Interesting and short week of paediatrics. Had Monday off as I was in for 9-5 lectures. Tuesday..can't remember what happened...obviously nothing exciting as I would remember. I was on-call again on Wednesday so I was in the hospital from 8:45am - 9pm. It was also my SHO's last day and to be honest I think he was really great. Probably the few doctors that really made us medical students feel very welcomed and a part of the team. He's also really good at teaching too. Really smart dude. As a medical student, the biggest worry is being left out from the team. It's already nerve-racking to step into an unfamiliar environment and have no clue what you're supposed to do, so when a doctor welcomes you and teaches - you feel much more at ease and it really makes a huge difference to your experience at the hospital. It was also nice that he could remember our names and it really helps with making us feel welcomed. Great thing about this SHO is that I understood him. I knew when to bother him and when not to. And it seems like he too knew what I was like. Seriously, some of you may think I'm really hard working, but I am definitely not the hardest working student to have graced medical school. In fact, I'm quite lazy (blushes). It was interesting how my SHO could tell that there are times where I don't want to do anything and he lets me be. It was like we were on the same page so it was good we had this mutual understanding.

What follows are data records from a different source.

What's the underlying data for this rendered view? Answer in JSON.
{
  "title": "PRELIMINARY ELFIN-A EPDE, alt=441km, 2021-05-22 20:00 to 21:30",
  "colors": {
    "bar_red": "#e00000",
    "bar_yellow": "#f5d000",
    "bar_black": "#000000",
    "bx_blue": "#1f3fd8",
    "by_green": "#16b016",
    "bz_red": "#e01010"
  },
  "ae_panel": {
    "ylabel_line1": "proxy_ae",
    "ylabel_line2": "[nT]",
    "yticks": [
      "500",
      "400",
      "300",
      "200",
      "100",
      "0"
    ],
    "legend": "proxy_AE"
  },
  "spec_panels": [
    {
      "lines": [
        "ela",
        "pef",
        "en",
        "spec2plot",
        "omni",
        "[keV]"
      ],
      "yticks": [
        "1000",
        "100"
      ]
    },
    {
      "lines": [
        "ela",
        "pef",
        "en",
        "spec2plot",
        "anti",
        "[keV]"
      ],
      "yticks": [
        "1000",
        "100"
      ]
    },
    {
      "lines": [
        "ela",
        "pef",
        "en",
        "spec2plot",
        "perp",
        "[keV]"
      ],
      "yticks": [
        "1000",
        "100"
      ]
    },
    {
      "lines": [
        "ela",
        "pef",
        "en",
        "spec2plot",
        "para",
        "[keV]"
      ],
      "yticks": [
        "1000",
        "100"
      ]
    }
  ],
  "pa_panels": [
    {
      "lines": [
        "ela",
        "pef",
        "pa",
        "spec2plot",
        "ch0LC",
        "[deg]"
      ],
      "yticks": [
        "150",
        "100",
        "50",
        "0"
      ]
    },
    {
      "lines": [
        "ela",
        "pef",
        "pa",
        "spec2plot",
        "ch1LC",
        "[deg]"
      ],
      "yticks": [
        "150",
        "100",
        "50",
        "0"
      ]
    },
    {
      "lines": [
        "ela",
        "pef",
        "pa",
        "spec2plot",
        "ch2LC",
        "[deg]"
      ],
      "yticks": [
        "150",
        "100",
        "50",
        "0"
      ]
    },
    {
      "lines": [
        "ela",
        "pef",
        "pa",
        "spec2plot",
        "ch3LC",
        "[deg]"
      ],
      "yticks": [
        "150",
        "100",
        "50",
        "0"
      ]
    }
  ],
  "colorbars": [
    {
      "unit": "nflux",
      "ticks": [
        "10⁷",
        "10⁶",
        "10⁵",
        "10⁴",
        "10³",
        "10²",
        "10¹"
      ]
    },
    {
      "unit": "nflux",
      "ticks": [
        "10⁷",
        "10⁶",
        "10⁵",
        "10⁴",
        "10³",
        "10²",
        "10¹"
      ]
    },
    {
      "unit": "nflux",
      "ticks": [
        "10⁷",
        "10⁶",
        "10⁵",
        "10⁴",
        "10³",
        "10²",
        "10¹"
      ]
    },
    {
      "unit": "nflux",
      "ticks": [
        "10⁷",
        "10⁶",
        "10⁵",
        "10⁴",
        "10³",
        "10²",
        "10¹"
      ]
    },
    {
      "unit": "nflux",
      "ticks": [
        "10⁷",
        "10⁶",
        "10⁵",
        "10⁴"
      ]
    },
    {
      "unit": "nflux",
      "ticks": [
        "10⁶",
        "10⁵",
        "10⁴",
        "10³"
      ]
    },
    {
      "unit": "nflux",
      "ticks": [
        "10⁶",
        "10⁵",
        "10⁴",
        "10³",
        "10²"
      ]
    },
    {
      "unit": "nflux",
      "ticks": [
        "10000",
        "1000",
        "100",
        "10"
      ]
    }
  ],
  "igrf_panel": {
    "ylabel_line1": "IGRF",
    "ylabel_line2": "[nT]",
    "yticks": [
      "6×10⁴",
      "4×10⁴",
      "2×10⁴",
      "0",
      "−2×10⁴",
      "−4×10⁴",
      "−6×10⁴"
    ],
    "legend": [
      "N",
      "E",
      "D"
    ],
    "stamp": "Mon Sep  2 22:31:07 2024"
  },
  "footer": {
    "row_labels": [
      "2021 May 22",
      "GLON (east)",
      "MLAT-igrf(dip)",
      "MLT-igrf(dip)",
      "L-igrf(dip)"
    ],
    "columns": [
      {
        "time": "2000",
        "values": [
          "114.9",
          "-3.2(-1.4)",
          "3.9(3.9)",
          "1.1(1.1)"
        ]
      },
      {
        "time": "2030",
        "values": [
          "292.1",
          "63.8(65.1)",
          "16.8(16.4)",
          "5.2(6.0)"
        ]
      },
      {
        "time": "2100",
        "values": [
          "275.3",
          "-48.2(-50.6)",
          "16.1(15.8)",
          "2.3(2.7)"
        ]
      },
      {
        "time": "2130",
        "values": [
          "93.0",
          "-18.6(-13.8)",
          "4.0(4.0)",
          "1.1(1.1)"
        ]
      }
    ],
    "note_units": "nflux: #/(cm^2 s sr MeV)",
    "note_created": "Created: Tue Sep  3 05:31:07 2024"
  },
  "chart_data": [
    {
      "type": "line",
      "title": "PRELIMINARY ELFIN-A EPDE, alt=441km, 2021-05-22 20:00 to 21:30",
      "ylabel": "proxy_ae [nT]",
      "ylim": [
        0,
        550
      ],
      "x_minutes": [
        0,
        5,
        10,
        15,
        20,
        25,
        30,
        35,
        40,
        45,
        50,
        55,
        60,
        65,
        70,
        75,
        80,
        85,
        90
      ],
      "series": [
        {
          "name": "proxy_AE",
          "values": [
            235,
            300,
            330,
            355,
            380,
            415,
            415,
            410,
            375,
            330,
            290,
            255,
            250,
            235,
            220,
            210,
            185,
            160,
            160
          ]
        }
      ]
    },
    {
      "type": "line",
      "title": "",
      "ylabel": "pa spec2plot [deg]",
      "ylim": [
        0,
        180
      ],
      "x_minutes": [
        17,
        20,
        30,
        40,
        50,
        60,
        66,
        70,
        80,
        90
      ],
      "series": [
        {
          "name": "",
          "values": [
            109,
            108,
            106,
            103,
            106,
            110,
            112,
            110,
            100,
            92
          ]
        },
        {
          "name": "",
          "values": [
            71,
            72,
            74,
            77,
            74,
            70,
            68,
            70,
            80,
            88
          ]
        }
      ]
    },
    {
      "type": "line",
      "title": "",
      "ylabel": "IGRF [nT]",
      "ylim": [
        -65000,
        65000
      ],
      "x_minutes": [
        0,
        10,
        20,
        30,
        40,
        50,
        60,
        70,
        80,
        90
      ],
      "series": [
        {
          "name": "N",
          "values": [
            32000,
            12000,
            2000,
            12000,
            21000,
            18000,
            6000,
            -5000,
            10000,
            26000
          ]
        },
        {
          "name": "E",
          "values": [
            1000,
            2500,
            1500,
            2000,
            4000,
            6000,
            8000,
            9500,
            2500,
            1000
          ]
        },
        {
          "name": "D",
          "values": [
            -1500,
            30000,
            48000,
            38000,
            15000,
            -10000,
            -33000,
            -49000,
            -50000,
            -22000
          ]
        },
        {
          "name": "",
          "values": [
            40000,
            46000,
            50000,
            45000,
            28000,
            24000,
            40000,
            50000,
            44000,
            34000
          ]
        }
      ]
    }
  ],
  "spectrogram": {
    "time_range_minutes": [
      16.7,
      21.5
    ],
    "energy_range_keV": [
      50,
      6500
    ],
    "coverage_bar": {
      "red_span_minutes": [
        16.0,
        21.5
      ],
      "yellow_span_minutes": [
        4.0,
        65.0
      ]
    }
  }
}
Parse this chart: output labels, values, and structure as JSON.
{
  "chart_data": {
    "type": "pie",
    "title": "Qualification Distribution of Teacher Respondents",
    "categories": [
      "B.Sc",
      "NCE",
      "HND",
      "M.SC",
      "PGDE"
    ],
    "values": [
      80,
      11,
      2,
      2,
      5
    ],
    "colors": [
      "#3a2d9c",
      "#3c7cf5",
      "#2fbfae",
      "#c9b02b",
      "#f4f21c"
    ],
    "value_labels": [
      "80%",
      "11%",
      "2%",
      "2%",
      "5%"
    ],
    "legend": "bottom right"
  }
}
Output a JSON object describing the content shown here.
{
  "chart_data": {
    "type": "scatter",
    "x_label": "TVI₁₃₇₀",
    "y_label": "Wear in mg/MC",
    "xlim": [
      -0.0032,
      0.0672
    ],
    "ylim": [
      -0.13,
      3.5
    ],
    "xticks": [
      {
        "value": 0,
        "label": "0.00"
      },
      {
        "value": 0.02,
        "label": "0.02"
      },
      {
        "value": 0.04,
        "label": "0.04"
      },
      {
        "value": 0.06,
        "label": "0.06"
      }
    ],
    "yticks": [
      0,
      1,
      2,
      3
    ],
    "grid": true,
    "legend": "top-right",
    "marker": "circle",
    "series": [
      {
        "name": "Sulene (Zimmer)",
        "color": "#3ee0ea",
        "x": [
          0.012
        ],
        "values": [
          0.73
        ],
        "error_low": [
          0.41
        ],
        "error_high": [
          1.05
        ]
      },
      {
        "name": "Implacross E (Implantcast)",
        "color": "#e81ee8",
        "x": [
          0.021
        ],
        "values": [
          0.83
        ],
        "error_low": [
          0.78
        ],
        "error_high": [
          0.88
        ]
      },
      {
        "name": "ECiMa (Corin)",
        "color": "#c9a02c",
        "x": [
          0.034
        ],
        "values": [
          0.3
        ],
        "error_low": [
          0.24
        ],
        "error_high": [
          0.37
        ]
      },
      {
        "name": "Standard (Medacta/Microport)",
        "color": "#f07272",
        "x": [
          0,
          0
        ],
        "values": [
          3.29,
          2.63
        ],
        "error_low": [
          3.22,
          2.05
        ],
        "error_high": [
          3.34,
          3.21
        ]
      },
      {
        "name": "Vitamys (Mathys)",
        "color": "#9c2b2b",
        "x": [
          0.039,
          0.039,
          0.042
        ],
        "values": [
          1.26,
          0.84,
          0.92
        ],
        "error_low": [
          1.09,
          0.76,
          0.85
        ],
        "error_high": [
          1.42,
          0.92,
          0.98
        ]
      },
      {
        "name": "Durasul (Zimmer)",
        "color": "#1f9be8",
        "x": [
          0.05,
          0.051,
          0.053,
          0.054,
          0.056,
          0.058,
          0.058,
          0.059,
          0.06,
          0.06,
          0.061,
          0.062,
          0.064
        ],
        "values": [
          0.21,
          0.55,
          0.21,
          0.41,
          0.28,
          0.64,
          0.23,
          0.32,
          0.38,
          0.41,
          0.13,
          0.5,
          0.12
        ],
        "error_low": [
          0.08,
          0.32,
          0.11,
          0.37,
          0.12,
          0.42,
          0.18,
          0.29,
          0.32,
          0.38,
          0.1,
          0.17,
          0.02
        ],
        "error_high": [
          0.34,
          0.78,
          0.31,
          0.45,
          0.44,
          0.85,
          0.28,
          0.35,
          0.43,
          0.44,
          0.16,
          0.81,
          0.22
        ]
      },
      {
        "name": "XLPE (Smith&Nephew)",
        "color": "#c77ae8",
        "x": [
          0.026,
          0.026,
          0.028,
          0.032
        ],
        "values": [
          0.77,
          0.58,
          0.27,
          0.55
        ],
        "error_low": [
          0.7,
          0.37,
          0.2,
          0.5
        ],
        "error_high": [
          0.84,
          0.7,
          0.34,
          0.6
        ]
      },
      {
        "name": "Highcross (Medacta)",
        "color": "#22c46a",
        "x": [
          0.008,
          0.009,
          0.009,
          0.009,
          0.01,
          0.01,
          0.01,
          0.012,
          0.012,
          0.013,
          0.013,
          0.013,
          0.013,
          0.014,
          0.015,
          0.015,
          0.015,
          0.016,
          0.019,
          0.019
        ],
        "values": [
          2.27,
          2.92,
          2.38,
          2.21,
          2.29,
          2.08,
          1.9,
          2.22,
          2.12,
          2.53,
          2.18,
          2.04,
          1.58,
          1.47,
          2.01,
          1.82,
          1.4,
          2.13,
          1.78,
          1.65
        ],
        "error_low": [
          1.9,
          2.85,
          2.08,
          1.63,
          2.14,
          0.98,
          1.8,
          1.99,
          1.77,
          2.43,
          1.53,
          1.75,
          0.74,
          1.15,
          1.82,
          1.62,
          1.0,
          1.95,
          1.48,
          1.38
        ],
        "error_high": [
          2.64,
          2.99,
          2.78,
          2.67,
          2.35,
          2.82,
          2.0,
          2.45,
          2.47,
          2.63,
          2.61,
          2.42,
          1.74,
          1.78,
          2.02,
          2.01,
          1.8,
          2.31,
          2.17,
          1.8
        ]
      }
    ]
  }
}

Took quite a few "tea breaks" during my on-call so I got to talk about life as a doctor with the SHO as the ward wasn't too busy either. It was eye-opening. But the conversation soon led to a massive "DOH!" moment. Out of no where I was asked: "You don't like Paediatrics very much do you..or this attachment in general right?" I was actually left speechless. My face was probably a mix of a dead pan with a "DOH" moment. Secretly inside...I haven't really been enjoying this placement very much as in general I'm not very interested in Medicine. I really miss going to theatres and watching surgeries as I find it much more interesting and exciting. I have tried my best to put on an enthusiastic/keen face during this placement, BUT apparently it is fairly obvious I don't really like paediatrics. Another interesting bit is that the SHO could tell what I wanted to do in the future. Haven't told him what I was interested in and he randomly was like: "You're definitely going to do surgery. It's written all over you." And for some of the followers of this blog, you probably know I want to do Orthopaedic Surgery in the future so it was nice that people can see I want to do surgery. On top of that, the day after, another doctor went up to me and was like "You don't like Paeds very much do you. It's like written all over your face." Cue another "Doh!" moment. I even asked if it was that obvious and everyone around me was like "Yes." Soooo....it probably means my supervisor/consultant can also tell I'm not really enjoying the attachment. Honestly though, I'm not HATING it, but I don't love it either. I'm quite indifferent about it and I do realize I'm quite awkward around kids as I don't know what to do with them. Guess it's something I have to work on...and I am trying quite hard though...guess that's what matters.
Next week there will be new SHOs starting on the job and meaning starting back at square one with trying to get on with the new doctors. Life is always full of changes and you just have to keep adapting. Also being a medical student you constantly have to remind yourself that you're at the bottom of the ladder and you really have to work hard to get noticed. Note to self: Stop making it so obvious that I don't like kids.